CENCI- rinascimento contemporaneo, tra passioni e crudeltà
Torino, 15 ottobre 24, ore 19:30. Teatro Gobetti – Festival delle Colline Torinesi: Cenci, rinascimento contemporaneo Suoni stridenti, un motivetto rinascimentale risuona nel teatro. Il racconto si avvia come eco e ricordo proveniente da una tomba. Maschere fisiche e metaforiche danno inizio alla rappresentazione cupa e tragicomica ambientata a Villa Panfili nella Roma di fine Cinquecento.
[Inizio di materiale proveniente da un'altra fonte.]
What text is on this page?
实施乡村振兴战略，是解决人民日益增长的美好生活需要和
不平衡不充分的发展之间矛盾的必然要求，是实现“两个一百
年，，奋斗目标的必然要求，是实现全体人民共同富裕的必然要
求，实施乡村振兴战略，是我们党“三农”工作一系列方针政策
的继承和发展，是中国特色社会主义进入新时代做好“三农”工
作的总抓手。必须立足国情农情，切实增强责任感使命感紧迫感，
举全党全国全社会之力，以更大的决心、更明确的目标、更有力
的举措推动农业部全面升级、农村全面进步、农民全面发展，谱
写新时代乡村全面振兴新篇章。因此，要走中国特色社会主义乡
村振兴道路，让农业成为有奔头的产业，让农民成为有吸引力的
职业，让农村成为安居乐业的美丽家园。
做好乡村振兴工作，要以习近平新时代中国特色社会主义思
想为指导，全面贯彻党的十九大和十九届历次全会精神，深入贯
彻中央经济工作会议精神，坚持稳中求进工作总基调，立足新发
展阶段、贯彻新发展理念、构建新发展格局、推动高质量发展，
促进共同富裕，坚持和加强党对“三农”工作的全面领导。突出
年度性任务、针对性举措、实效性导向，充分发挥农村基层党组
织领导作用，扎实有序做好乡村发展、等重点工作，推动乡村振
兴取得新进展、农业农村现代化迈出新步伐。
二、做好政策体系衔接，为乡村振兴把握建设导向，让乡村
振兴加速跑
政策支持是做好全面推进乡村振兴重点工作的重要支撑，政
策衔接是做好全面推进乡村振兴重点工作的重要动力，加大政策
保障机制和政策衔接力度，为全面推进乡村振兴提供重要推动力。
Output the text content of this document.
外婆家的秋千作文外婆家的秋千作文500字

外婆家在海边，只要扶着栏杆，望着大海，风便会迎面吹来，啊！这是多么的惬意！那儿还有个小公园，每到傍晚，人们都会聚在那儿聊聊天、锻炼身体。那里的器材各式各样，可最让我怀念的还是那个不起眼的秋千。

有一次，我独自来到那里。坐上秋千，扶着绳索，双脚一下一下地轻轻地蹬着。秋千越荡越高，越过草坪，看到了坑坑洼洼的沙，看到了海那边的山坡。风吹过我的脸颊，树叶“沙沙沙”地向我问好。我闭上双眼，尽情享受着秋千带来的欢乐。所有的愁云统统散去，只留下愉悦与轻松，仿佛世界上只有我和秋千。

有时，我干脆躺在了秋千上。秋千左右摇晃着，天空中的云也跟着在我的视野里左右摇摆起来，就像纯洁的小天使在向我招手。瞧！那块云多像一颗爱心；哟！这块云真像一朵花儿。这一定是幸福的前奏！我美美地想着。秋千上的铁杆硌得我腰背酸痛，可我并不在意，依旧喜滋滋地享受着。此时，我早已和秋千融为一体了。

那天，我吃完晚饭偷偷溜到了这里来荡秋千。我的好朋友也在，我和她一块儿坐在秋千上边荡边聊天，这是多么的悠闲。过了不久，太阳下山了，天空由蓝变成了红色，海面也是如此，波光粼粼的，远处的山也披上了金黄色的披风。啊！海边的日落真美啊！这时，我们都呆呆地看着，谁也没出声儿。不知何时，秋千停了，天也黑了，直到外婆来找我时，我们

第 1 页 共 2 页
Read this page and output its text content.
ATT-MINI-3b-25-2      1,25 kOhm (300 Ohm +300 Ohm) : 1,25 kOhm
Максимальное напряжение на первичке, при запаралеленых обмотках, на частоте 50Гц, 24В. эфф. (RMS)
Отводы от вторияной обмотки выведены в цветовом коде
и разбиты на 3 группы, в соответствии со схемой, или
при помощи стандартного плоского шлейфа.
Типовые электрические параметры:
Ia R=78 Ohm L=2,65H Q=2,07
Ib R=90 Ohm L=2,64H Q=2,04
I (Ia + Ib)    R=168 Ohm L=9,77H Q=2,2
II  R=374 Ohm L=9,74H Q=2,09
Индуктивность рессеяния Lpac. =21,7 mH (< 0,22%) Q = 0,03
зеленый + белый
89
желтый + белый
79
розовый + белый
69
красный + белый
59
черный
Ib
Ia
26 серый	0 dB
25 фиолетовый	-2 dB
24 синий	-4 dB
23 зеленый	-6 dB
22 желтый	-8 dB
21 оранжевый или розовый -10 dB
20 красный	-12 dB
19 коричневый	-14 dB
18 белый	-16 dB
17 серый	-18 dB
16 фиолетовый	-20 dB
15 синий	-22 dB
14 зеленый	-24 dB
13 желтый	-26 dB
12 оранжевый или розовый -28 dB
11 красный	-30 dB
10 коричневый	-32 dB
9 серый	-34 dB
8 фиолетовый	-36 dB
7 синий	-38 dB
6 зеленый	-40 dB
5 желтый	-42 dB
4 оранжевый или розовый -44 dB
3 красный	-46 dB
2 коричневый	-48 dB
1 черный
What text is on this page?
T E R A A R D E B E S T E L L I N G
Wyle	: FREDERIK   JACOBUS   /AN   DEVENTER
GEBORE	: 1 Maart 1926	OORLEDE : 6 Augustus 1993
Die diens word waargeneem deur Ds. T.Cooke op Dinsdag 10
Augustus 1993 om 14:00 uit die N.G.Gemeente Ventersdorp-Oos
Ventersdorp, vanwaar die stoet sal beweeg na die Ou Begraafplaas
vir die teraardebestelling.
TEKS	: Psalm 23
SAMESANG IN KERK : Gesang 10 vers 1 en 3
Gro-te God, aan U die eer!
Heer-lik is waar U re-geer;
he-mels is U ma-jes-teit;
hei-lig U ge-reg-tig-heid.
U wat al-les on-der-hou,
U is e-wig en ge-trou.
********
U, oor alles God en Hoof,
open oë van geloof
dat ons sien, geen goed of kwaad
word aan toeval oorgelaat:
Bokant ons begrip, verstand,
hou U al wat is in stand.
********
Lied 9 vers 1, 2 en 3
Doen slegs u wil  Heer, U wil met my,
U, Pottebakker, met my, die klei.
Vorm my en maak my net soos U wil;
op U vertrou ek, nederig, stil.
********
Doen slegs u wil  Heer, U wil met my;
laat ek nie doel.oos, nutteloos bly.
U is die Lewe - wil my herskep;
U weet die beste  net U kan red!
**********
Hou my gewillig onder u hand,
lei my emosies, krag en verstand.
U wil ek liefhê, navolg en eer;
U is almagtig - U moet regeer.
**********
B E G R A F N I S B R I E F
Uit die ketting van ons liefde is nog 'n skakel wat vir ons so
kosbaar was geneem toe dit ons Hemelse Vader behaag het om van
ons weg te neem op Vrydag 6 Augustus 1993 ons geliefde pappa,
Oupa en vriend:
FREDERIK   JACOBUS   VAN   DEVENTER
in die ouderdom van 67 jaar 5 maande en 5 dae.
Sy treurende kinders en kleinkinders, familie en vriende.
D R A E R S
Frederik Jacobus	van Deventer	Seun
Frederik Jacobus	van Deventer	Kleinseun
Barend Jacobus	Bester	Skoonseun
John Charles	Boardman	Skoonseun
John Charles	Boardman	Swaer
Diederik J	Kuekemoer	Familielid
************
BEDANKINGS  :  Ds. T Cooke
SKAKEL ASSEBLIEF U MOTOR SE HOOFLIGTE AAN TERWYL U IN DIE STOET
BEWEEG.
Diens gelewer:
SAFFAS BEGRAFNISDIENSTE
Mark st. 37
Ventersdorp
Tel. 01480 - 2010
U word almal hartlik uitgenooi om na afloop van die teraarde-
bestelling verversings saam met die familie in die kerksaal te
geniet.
Un’aria inquietante attraversa la platea, il gelo di una storia brutale sembra fermare il tempo e tenere tutti in sospeso.
Per dissotterrare il sentimento e farci udire l’urlo di dolore, l’immedesimazione (dell’attore nel personaggio e dello spettatore nel personaggio) è l’unica via percorribile? Non riesco ad abbandonarmi al sentimento: ecco, forse, la dimensione politica di Cenci. La denuncia è fortissima, certamente. Ma se per pungolare le coscienze e scuotere gli animi fosse sufficiente la cronaca dei fatti (il “che cosa”) allora perché ricorrere a quello strumento, potente e pericoloso, che è il teatro? Basterebbe un testo ben scritto sulla storia di Beatrice Cenci. Il punto è che qui a essere politico è il “come”, cioè il modo in cui Piccola Compagnia della Magnolia sceglie di restituire la vicenda sulla scena.
Da spettatrice teatrale, se raschio la superficie di certe rappresentazioni e provo ad indagarne i processi, mi capita di scorgere quel fare proprio dell’attore-burattino (e del regista-burattinaio). È una questione che ha a che fare non con il personaggio ma con l’attore. Smorzato e trattenuto, è appeso ai fili controllati dalla mano registica che – predisposto un disegno – li manovra dall’alto. Una riflessione che intenzionalmente estremizzo per giungere al punto: laddove il teatro si esaurisce in un compiacimento registico andrebbe, forse, ripensato. Se la regia si fa presenza ingombrante – cioè se riduce l’attore a mezzo esecutivo di un’idea aprioristicamente fissata – la premessa è verosimilmente quella di un teatro rigido e asettico.
Piccola Compagnia della Magnolia firma un lavoro vivo, a tratti anarchico, che anziché precisarsi macchinosamente si manifesta come urgenza artistica. A partire da una necessità espressiva la Compagnia edifica la sua creazione. Finalmente il Teatro! Neanche un accenno di intellettualismo o falsi manierismi. È presenza vissuta, essenziale e libera da abbellimenti. Tutto rifugge la menzogna.